Thursday, December 4, 2008

The world's most heinous crime



CNN is broadcasting a genocide documentary called "Scream Bloody Murder", TONIGHT December 4th @ 9pm. The CNN Presents Special hosted by Christine Amanpour includes interviews with survivors of Genocide. It will highlight the courageous individuals that tried to raise the alarm on the Holocaust, Cambodia, Rwanda, Iraq's gassing of the Kurds, and Bosnia/Croatia. A French priest in Cambodia. An idealistic U.S. Senate staffer in Iraq. A Canadian general in Rwanda. Each one tried to focus the world's attention on genocide. Each time, they were shunned, ignored or told it was someone else's problem.


Throughout history genocide has plagued different parts of the globe sometimes with little attention or aid being paid to the cries for help. Today as I write this genocide is alive and ravaging Darfur. For six long years hundreds of thousands of people have been killed.

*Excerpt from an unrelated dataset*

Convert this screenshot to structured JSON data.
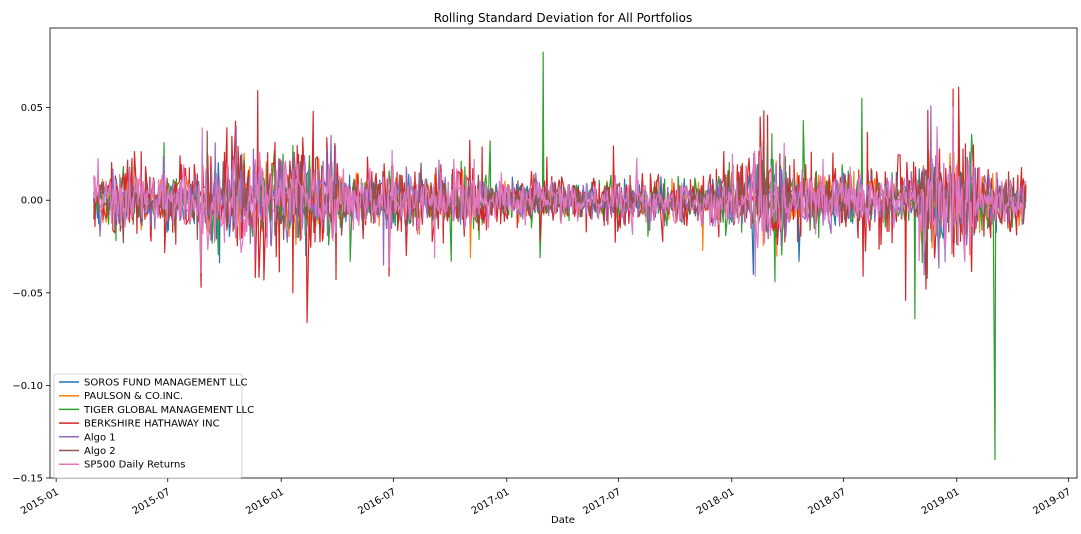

Genocide - any of the following acts committed with intent to destroy, in whole or in part, a national, ethnically, racial or religious group, as such: killing members of the group; causing serious bodily or mental harm to members of the group; deliberately inflicting on the group conditions of life, calculated to bring about its physical destruction in whole or in part; imposing measures intended to prevent births within the group; [and] forcibly transferring children of the group to another group.

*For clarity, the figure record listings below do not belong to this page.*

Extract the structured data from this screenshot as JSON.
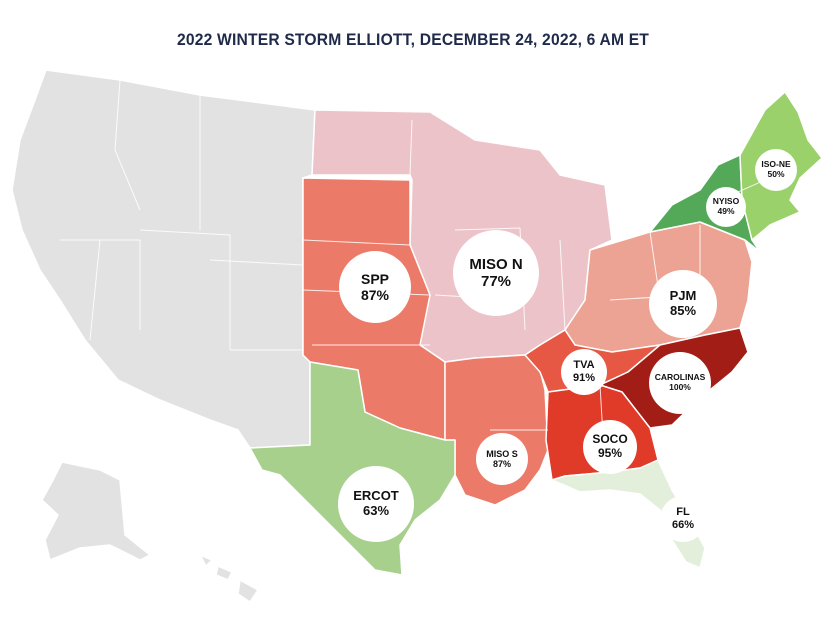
{
  "title": "2022 WINTER STORM ELLIOTT, DECEMBER 24, 2022, 6 AM ET",
  "regions": {
    "spp": {
      "name": "SPP",
      "value": "87%",
      "color": "#ec7a68"
    },
    "miso_n": {
      "name": "MISO N",
      "value": "77%",
      "color": "#ecc3c8"
    },
    "miso_s": {
      "name": "MISO S",
      "value": "87%",
      "color": "#ec7a68"
    },
    "pjm": {
      "name": "PJM",
      "value": "85%",
      "color": "#eda393"
    },
    "tva": {
      "name": "TVA",
      "value": "91%",
      "color": "#e65744"
    },
    "carolinas": {
      "name": "CAROLINAS",
      "value": "100%",
      "color": "#a31d17"
    },
    "soco": {
      "name": "SOCO",
      "value": "95%",
      "color": "#e03a28"
    },
    "fl": {
      "name": "FL",
      "value": "66%",
      "color": "#e4efdb"
    },
    "ercot": {
      "name": "ERCOT",
      "value": "63%",
      "color": "#a8d08d"
    },
    "nyiso": {
      "name": "NYISO",
      "value": "49%",
      "color": "#53a957"
    },
    "iso_ne": {
      "name": "ISO-NE",
      "value": "50%",
      "color": "#9bd16a"
    }
  },
  "base_color": "#e2e2e2",
  "title_color": "#1f2a4a"
}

As many as 400,000 innocent people have been killed and more than 2.5 million more have been driven from their homes. These refugees now face starvation, disease, and rape, while those who remain in Darfur risk torture, death, and displacement.

Be part of the solution learn more about genocide and how you can help starting with this documentary. And then something as easy as signing an online petition is a good start in seeing this brutality stopped.


2 comments:

  1. wow. it's so hard to believe that this continues to happen. we need to cause change in our generation. this can't happen any more. thanks for the awareness.